La dynamique de la production d’électricité s’est nettement détériorée au Cameroun au premier semestre 2025. D’après la Note de conjoncture économique du deuxième trimestre 2025 publiée par le ministère des Finances, l’activité du sous-secteur « production et distribution d’électricité » affiche un repli de 8,3 % au deuxième trimestre par rapport au premier trimestre de la même année.
Cette évolution négative est directement attribuée à la baisse de la production des infrastructures énergétiques exploitées par Eneo (-2,2 %) et, plus encore, à la chute de la production des producteurs indépendants dont l’électricité est rachetée par le concessionnaire (-15,7 %).
Cette forte baisse chez les producteurs indépendants est très probablement la conséquence directe de l’arrêt prolongé, de septembre 2024 à février 2025, des centrales opérées par Globeleq. Ce producteur indépendant britannique qui gère la centrale à gaz de Kribi (216 MW) et la centrale à fioul de Dibamba (88 MW), dont la capacité combinée s’élève à 304 MW, avait suspendu ses activités en raison d’impayés de 137 milliards de francs CFA réclamés à Eneo, le distributeur exclusif d’électricité dans le pays. Un accord pour le paiement partiel de ces arriérés, a finalement été trouvé sous l’égide de l’État.
Le ministre de l’Eau et de l’Énergie, Gaston Eloundou Essomba, l’a confirmé le 26 février 2025, lors des premières Rencontres économiques du Cameroun, au cours desquelles le membre du gouvernement a également révélé que la centrale de Kribi avait été remise en service depuis le 21 février. Cependant, aucune information officielle ne permet d’affirmer que ces installations injectent depuis leur redémarrage l’intégralité de leur capacité de production installée dans le Réseau Interconnecté Sud (RIS). D’autant que Globeleq continue d’exercer une pression soutenue sur les autorités pour obtenir le paiement intégral des arriérés qui lui sont dus.

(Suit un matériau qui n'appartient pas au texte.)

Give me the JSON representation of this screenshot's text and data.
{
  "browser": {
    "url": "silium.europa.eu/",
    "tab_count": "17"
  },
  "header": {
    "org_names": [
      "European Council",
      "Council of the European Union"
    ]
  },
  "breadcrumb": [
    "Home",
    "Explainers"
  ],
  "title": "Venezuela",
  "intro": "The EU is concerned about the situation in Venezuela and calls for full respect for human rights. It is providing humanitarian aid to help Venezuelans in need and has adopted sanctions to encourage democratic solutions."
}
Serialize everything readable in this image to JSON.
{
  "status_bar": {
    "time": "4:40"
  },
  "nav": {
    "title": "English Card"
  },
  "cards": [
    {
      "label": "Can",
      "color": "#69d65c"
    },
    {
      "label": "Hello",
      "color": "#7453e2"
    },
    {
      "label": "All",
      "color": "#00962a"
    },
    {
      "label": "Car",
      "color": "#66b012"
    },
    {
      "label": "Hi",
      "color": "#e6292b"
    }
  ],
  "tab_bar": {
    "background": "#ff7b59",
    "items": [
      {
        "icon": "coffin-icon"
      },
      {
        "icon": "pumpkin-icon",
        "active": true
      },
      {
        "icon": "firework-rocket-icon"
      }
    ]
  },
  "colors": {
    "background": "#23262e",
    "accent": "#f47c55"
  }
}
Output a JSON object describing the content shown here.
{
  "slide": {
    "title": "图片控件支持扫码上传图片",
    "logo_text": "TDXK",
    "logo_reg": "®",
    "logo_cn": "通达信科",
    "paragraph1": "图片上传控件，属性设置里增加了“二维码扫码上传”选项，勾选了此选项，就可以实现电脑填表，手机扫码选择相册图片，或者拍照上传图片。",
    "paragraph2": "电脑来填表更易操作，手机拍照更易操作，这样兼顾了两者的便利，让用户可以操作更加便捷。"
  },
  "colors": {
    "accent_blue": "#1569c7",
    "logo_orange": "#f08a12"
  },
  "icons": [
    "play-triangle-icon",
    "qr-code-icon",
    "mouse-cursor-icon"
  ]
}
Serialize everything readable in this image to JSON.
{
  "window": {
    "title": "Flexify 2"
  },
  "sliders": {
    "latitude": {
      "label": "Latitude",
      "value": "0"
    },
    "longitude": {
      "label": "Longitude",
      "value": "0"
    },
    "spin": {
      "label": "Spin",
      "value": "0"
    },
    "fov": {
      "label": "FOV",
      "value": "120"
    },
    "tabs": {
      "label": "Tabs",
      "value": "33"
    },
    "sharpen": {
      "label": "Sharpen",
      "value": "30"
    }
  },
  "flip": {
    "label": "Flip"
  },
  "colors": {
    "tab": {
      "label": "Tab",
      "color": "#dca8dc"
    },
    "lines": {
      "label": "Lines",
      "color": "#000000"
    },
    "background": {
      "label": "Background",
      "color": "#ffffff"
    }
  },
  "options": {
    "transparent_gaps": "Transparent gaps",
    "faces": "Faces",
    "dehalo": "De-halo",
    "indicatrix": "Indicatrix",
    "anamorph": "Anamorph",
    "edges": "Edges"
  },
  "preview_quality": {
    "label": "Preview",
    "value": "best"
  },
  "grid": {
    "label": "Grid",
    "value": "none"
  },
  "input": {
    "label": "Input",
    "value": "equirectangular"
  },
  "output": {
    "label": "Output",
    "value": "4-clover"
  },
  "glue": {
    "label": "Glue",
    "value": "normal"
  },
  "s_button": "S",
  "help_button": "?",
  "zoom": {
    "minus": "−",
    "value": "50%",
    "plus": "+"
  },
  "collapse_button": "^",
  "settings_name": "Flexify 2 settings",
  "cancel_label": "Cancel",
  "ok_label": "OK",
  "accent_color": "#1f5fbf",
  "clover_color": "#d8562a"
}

Pour recouvrer ses créances, le producteur britannique n’hésite pas, le cas échéant, à fragiliser la chaîne de production électrique, en procédant à des interruptions totales ou partielles de ses centrales, comme ce fut le cas entre septembre 2024 et février 2025. Si l’usage de cette stratégie au-delà de février 2025 ne peut être formellement établi, son éventuel redéploiement ne saurait être écarté, d’autant que des rumeurs persistantes font état d’une possible cession de ses actifs au Cameroun.
À l’origine, le règlement de ces impayés relevait de la responsabilité d’Eneo. Mais, comme à l’accoutumée, l’État camerounais est intervenu pour en assurer la prise en charge, une pratique récurrente destinée à préserver l’équilibre déjà fragile du secteur énergétique. Du côté d’Eneo, la légère baisse de sa propre production (-2,2%) a également impacté la baisse de la production nationale d’électricité au premier semestre 2025.
La Direction de la Production de l’entreprise exploite un parc diversifié, comprenant trois grands ouvrages hydroélectriques : Songloulou (384 MW), Édéa (276 MW) et Lagdo (72 MW). Ces barrages, qui représentent plus de 76% de la production nationale d’électricité, sont complétés par des centrales thermiques (à Limbe, Bafoussam, Oyomabang, Bassa et Logbaba) et une quarantaine de groupes électrogènes de secours d’une puissance totale de 157 MW.
La production hydroélectrique est naturellement vulnérable aux conditions climatiques. Ainsi, la baisse enregistrée pourrait être attribuée, en partie, à des périodes de sécheresse affectant les débits des cours d’eau. Un débit plus faible réduit mécaniquement la capacité de production des barrages. Eneo gère d’ailleurs des réservoirs comme ceux de Mbakaou, Bamendjin et Mapé sur la Sanaga pour réguler ces débits, mais leur efficacité reste tributaire de la pluviométrie.